Re: [PATCH] net/9p/trans_virtio.c: replace mutex_lock with spin_lock to protect 'virtio_chan_list'

From: piaojun
Date: Thu Jul 19 2018 - 03:45:27 EST




On 2018/7/19 11:36, Dominique Martinet wrote:
> piaojun wrote on Thu, Jul 19, 2018:
>>> piaojun wrote on Wed, Jul 18, 2018:
>>> That's not a fast path operation, I don't mind changing things but I'd
>>> like to understand why - these functions are only ever called at unmount
>>> time or when something happens on the virtio bus (probe will happen on
>>> probing on the pci bus and I'm not too sure on remove but probably pci
>>> removal i.e. basically never?)
>>>
>>> I don't see why this wouldn't work, but I won't take this without a
>>> (good?) reason.
>>>
>> virtio_9p_lock is responsable for protecting virtio_chan_list which has 3
>> operation:
>>
>> 1. Add a virtio chan to virtio_chan_list. This will happen when we insmod
>> 9pnet_virtio.ko:
>> p9_virtio_probe
>> --list_add_tail(&chan->chan_list, &virtio_chan_list);
>>
>> 2. Remove a virtio chan. This will happen when remnod 9pnet_virtio.ko:
>> p9_virtio_remove
>> --list_del(&chan->chan_list);
>>
>> 3. Find a unused virtio chan when mount 9p:
>> mount
>> --p9_virtio_create
>> --list_for_each_entry(chan, &virtio_chan_list, chan_list)
>>
>> Multi mount process will compete for virtio_9p_lock when finding unused
>> virtio chan, in which case mutex lock will cause process sleep and wake
>> up. I think this a waste of CPU time. So we could use spin lock to avoid
>> this.
>
> Well, sure, that's theory; but how is that in practice?
> I actually took the time to run some tests, setting up 20 virtio mount
> points in qemu, and running this command with and without your patch:
> # time sh -c 'for i in {1..20}; do
> sh -c "for j in {1..100}; do
> mount -t 9p d$i d.$i;
> umount d.$i;
> done" &
> done;
> wait'
>
> This is quick & dirty but basically, mounts and unmounts 100 times in a
> loop all 20 mount points in parallel to stress that lock.
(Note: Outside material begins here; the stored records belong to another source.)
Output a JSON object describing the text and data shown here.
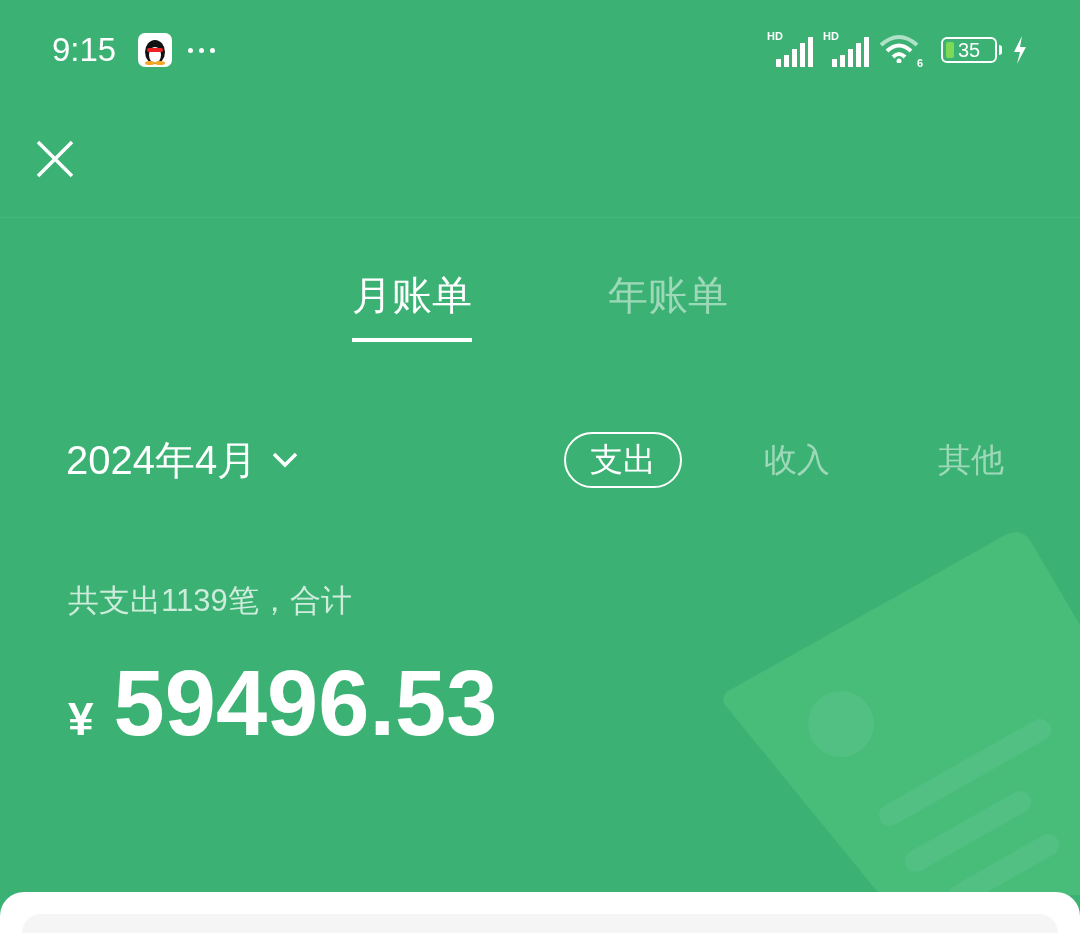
{
  "status_bar": {
    "time": "9:15",
    "signals": [
      {
        "label": "HD"
      },
      {
        "label": "HD"
      }
    ],
    "wifi_label": "6",
    "battery": "35"
  },
  "tabs": [
    {
      "label": "月账单",
      "selected": true
    },
    {
      "label": "年账单",
      "selected": false
    }
  ],
  "period": "2024年4月",
  "types": [
    {
      "label": "支出",
      "selected": true
    },
    {
      "label": "收入",
      "selected": false
    },
    {
      "label": "其他",
      "selected": false
    }
  ],
  "summary": "共支出1139笔，合计",
  "currency": "¥",
  "amount": "59496.53"
}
> I get these times 5 times (one run per column),
> without patch:
> real 0m19.357s 0m19.626s 0m19.904s 0m19.926s 0m21.321s
> user 0m6.795s 0m6.874s 0m6.807s 0m6.768s 0m6.892s
> sys 0m29.936s 0m31.196s 0m31.702s 0m31.914s 0m30.791s
>
> With patch:
> real 0m19.439s 0m19.849s 0m19.683s 0m19.600s 0m20.689s
> user 0m6.948s 0m6.582s 0m6.706s 0m6.598s 0m6.876s
> sys 0m29.364s 0m30.898s 0m30.695s 0m31.311s 0m33.391s
>
> I honestly can't say I'm convinced with a difference either way, the
> variations look more like noise than anything to me.
>
>
> More to the point, while these tests ran my dmesg buffer was filled with
> errors like:
> FS-Cache: Duplicate cookie detected
> FS-Cache: O-cookie c=0000000000368cdb [p=00000000548b03c2 fl=222 nc=0 na=1]
> FS-Cache: O-cookie d=000000004cebd15f n=00000000029a0b83
> FS-Cache: O-key=[10] '34323935303838343536'
> FS-Cache: N-cookie c=00000000d4089478 [p=00000000548b03c2 fl=2 nc=0 na=1]
> FS-Cache: N-cookie d=000000004cebd15f n=00000000959d4d37
> FS-Cache: N-key=[10] '34323935303838343536'
>
> or
> (output mangled a bit)
>
> ==================================================================
> BUG: KASAN: use-after-free in p9_client_cb+0x14d/0x160 [9pnet]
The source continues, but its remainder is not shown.